C-lab meeting with a presentation by Marta Łukowska (in cooperation with Roy Salomon, Giulia Galli, Javier Bello Ruiz & Olaf Blanke).
The scientific study of consciousness has become a central focus of cognitive neuroscience. Two important aspects of consciousness, have received considerable empirical attention. Bodily self-consciousness, or how the feeling of the self as a unified entity in the body arises from integration of multisensory bodily signals has been studied in healthy and neurological populations. The study of visual consciousness awareness has focused on the cognitive and neural modulators rendering a stimulus aware or unaware. However, there have been few investigations of the interplay between bodily self-consciousness and visual conscious awareness, thus overlooking possible mutual influences between them.
In a set of two studies, using robotics, virtual reality and continuous flash suppression we investigated how visuo-tactile conflicts, which have been shown to modulate bodily self-consciousness, affect visual conscious awareness and how unconscious visuo-tactile conflicts impact bodily self-consciousness. The first study consisted of three experiments, in which we show that: (i) visuo-tactile conflicts break suppression more rapidly than non-conflicting visual tactile stimulation; (ii) this effect is modulated by the presence of a visual body form and (iii) the results are not due to detection or response biases.

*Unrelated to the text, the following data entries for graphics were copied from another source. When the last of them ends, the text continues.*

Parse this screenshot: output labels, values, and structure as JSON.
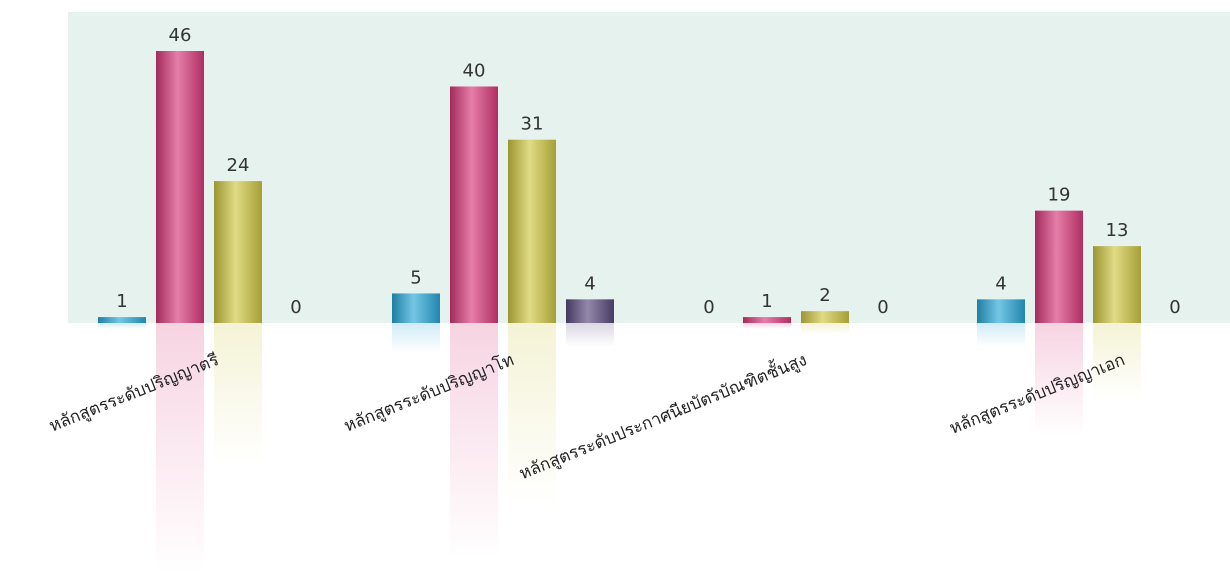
{
  "chart_data": {
    "type": "bar",
    "title": "",
    "xlabel": "",
    "ylabel": "",
    "ylim": [
      0,
      46
    ],
    "grid": false,
    "legend": "none",
    "categories": [
      "หลักสูตรระดับปริญญาตรี",
      "หลักสูตรระดับปริญญาโท",
      "หลักสูตรระดับประกาศนียบัตรบัณฑิตชั้นสูง",
      "หลักสูตรระดับปริญญาเอก"
    ],
    "series": [
      {
        "color": "#29a8d8",
        "values": [
          1,
          5,
          0,
          4
        ]
      },
      {
        "color": "#d9397a",
        "values": [
          46,
          40,
          1,
          19
        ]
      },
      {
        "color": "#cfc743",
        "values": [
          24,
          31,
          2,
          13
        ]
      },
      {
        "color": "#5b4a7e",
        "values": [
          0,
          4,
          0,
          0
        ]
      }
    ]
  }
}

In the field of bodily self-consciousness, visuo-tactile conflict has been shown to influence sense of ownership over a limb or even the full body as in the rubber-hand and full-body illusions. Both paradigms introduce visuo-tactile conflict by synchronous stroking of a seen virtual body (part) and the unseen real body (part). It has been suggested that the illusion is due to an erroneous integration of the seen and felt touch. Here we tested if it is possible to manipulate bodily self-consciousness by introducing unconscious visuo-tactile conflicts – with full suppression of visual stimulation from awareness. In two experiments we compared the influence of conscious and unconscious visuo-tactile conflict on bodily self-consciousness in the context of automated full-body illusion procedure. We used both subjective (questionnaire) and objective (body temperature) measures of the illusion. Our results shown that even when the visual stimuli were unaware (according to both objective and subjective criteria) and no visuo-tactile conflict was consciously experienced a full body illusion occurred.
The results of both studies show that visuo-tactile information is integrated without awareness. Thus, visuo-tactile conflicts modulate not only the formation of bodily self-consciousness but also the content of our conscious awareness and even an unconscious visuo-tactile conflict is able to impact bodily self-consciousness. These finding highlight an important link between bodily signals and the experience of the external world in the visual domain.